BRANCION

L'église de Brancion est un édifice mal compris. Les fresques récemment découvertes sur le mur nord ont incité certains analystes à le dater de la fin du Xlle s. début XHIe. Cette méthode qui consiste à juger les murs en fonction des papiers peints est puérile pour ne pas dire ridicule. De par ses caractères architectoniques, cet édifice se place dans la période de recherches incertaines qui va de Cluny II à Cluny III; mais c'est une période large qui s'étend de 980 à 1080 et la confrontation avec le contexte provincial doit nous permettre de préciser davantage.

Le site et sa condition générale

Brancion se trouve sur un éperon rocheux situé à proximité d'un petit col qui sépare les monts du Maçonnais de la montagne de Vannière. Ce col est franchi par une voie qui relie le bassin de la Grosne à celui de la Saône. C'est un itinéraire médiéval qui part de la région de Cormatin, joint Chapaize, franchit le col de Brancion à 354 m et s'en va rejoindre Tournus. AujoudTiui, cet itinéraire se trouve doublé par une voie plus rationnelle, la D 215,qui va de St Gengoux le National à Tournus, en franchissant la montagne Vannière par une longue rampe oblique et un sommet à 407 m. Mais avec ses tronçons droits et ses ruptures d'alignements hors agglomérations, cette voie a les caractères d'une route de poste et date des XVIIe et XVIIIe s. Le véritable itinéraire historique passe aux pieds du site de Brancion et se déploie ensuite en deux faisceaux desservant le bassin de la Grosne à l'ouest et la région de Tournus à l'est. Pour qui pratique à la fois la géographie historique et l'archéologie du paysage, ce sont des signes qui ne trompent pas. Nous avons là un lieu potentiel assurément chargé d'histoire.

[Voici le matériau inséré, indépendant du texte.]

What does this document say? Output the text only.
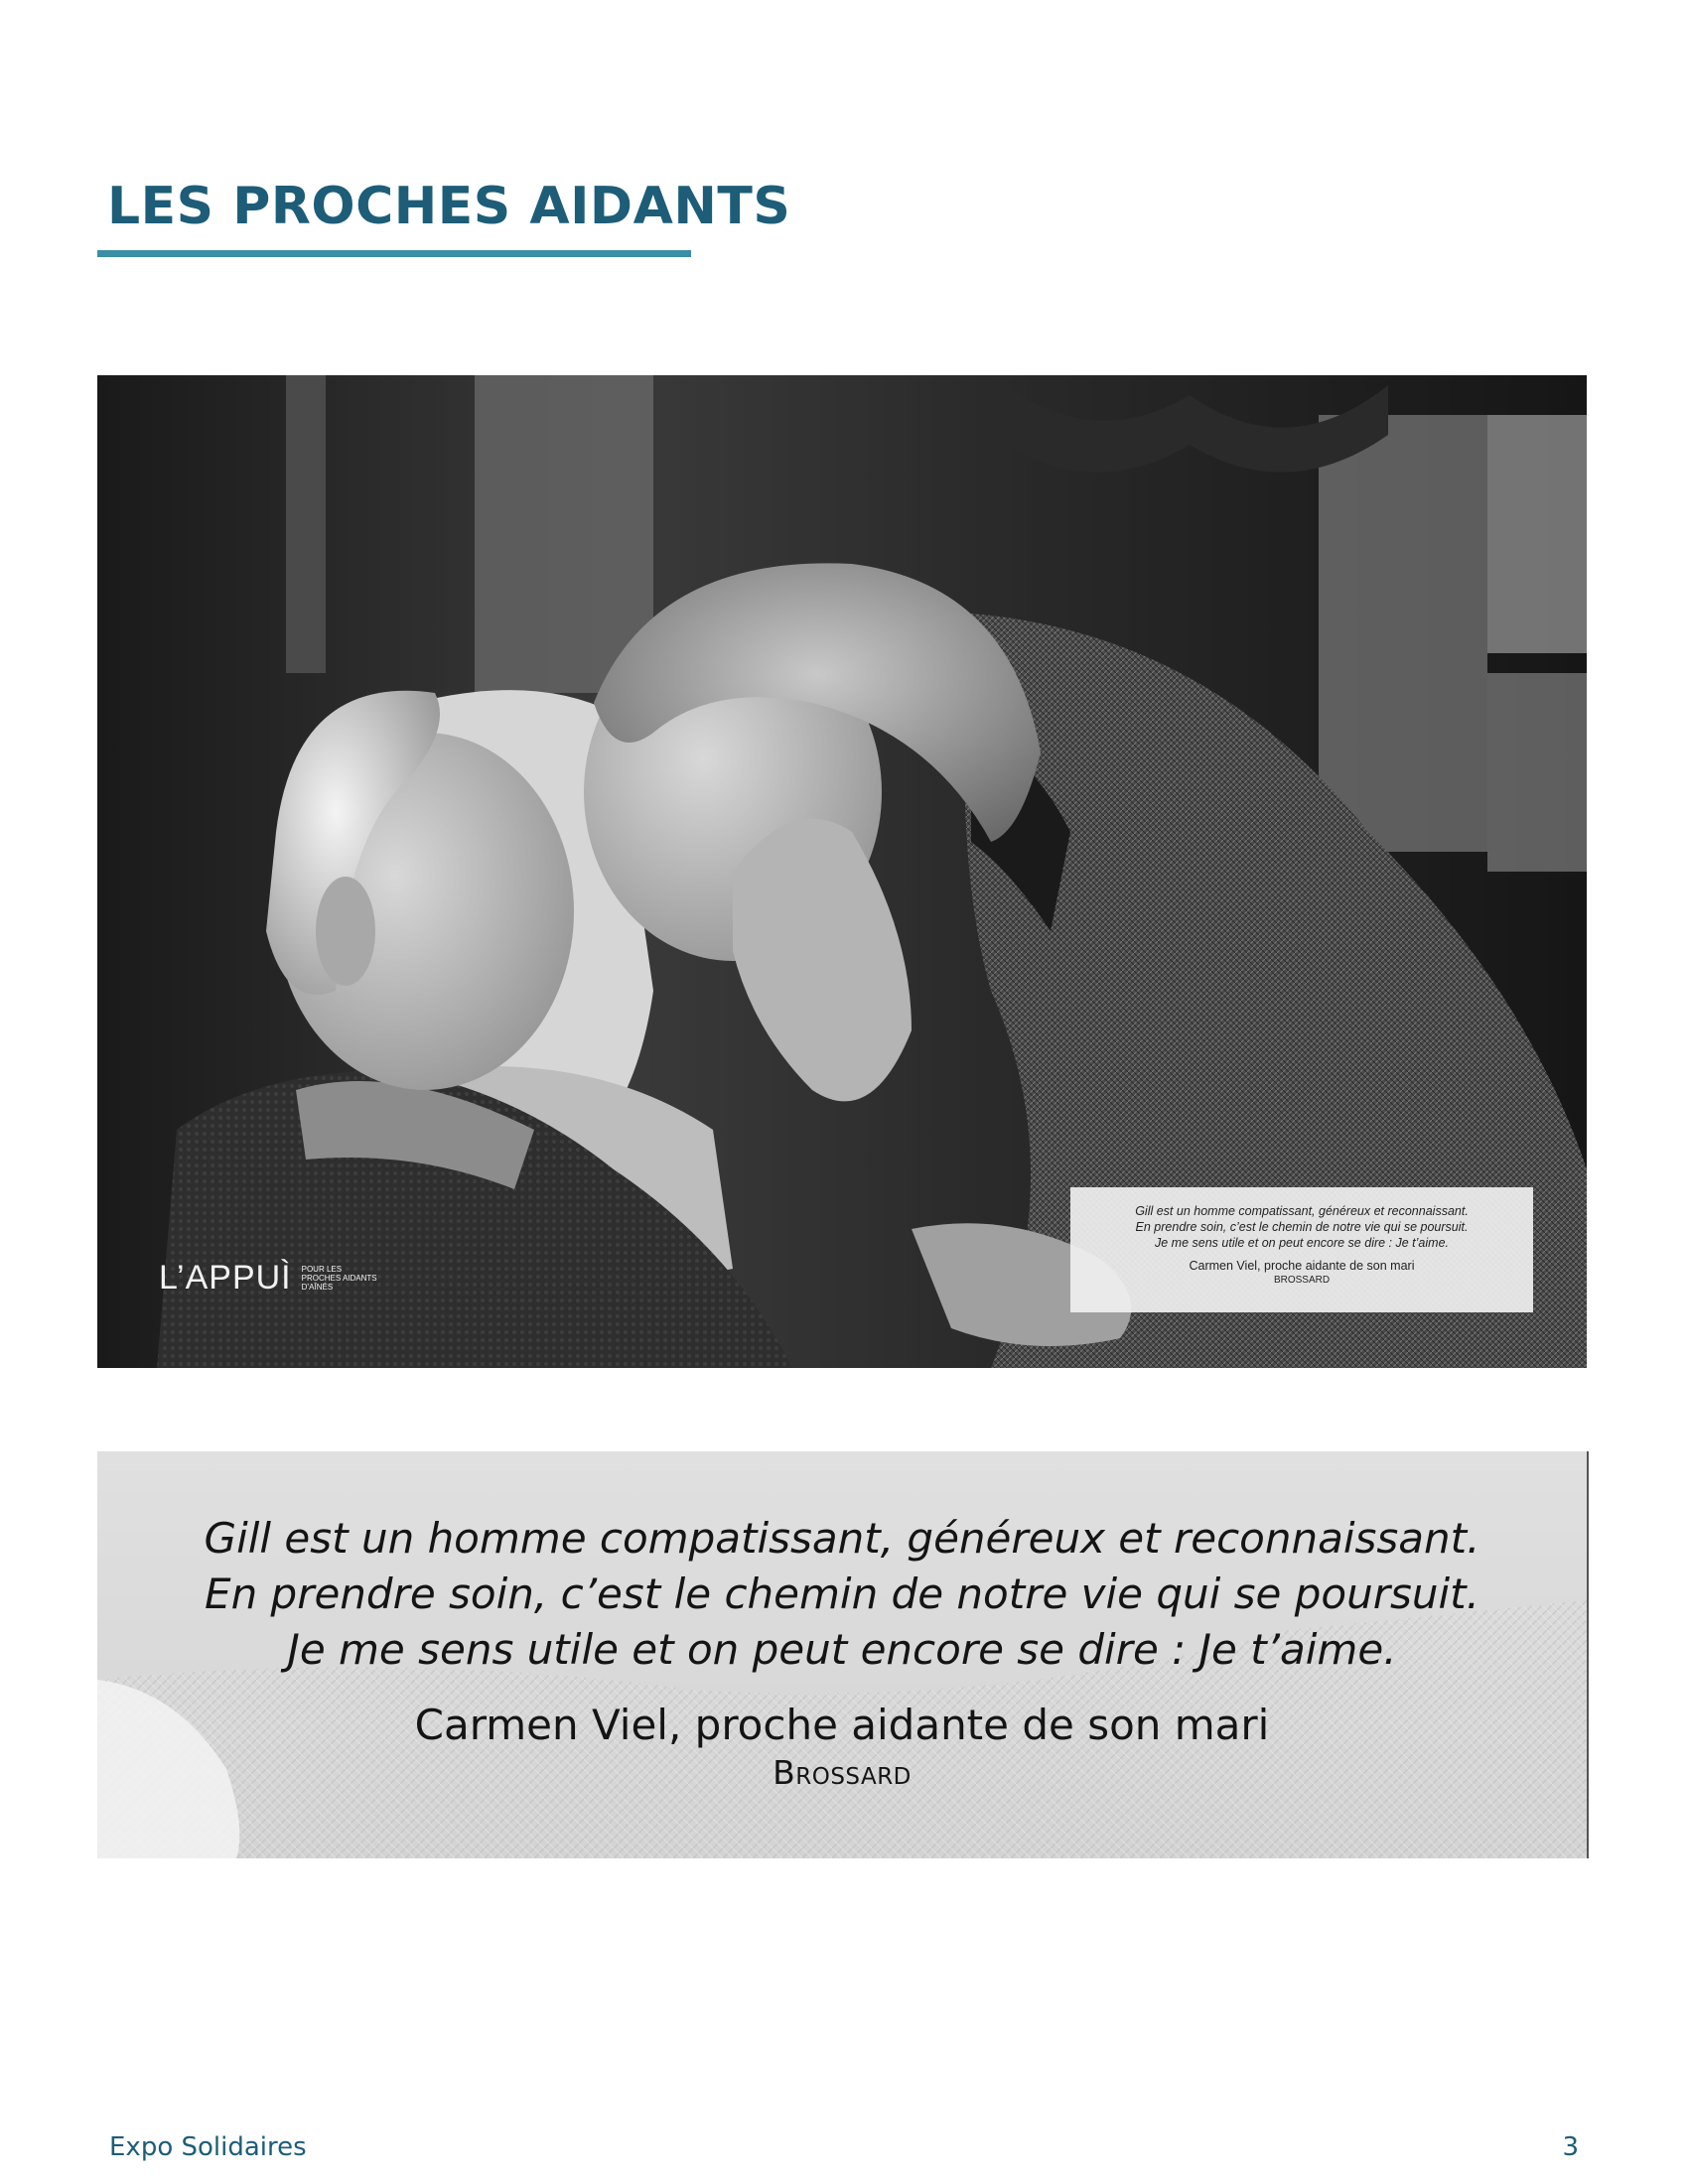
LES PROCHES AIDANTS
L’APPUÌ POUR LES PROCHES AIDANTS D’AÎNÉS
Gill est un homme compatissant, généreux et reconnaissant.
En prendre soin, c’est le chemin de notre vie qui se poursuit.
Je me sens utile et on peut encore se dire : Je t’aime.
Carmen Viel, proche aidante de son mari
BROSSARD
Gill est un homme compatissant, généreux et reconnaissant.
En prendre soin, c’est le chemin de notre vie qui se poursuit.
Je me sens utile et on peut encore se dire : Je t’aime.
Carmen Viel, proche aidante de son mari
Brossard
Expo Solidaires	3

Cette rapide approche géographique et économique nous permet d'aborder le site de Brancion de deux manières. Nous pouvons le juger selon les témoignages immédiatement exploi­tables et voir en lui une fixation médiévale ou bien alors admettre que sa situation dans le contexte n'a pas changé depuis 25 siècles et qu'il devait être un point de repli déjà exploité dès le Bas Empire et même, pourquoi pas, une citadelle de la Tène dominant la petite plaine formée par la haute vallée du Grison. Bien entendu nous n'avons pas les moyens d'affirmer mais il faut se garder des « certitudes » prudentes et confortables établies selon l'évidence. Ainsi accorderons nous à Brancion un préjugé favorable au moins jusqu'à l'époque du Bas Empire.

L'église - Les parties orientales

Le plan de Brancion est très homogène et rien ne permet d'imaginer plusieurs campagnes successives. Tout au plus peut-on voir, d'est en ouest, quelques modifications dans l'esprit du traitement mais pas de « rupture » dans les options fondamentales. A l'est, l'abside, légè­rement outrepassée (0,80 m) est prolongée d'une partie droite, sa largeur est de 4,80 m. Ce sanctuaire et les deux absidioles qui le flanquent sont sanctionnés par un transept d'une enver­gure correspondante, 12,60 m,mais très étroit, 3,20 m environ. La croisée est donc rectan­gulaire : 4,80 x 3,20 m et pour retrouver un plan carré à la base de la tour, le constructeur a du établir deux arcs sur encorbellement. Enfin, et par prudence, les arcs menant au croisillon sont de petites ouvertures légèrement désaxées vers l'est.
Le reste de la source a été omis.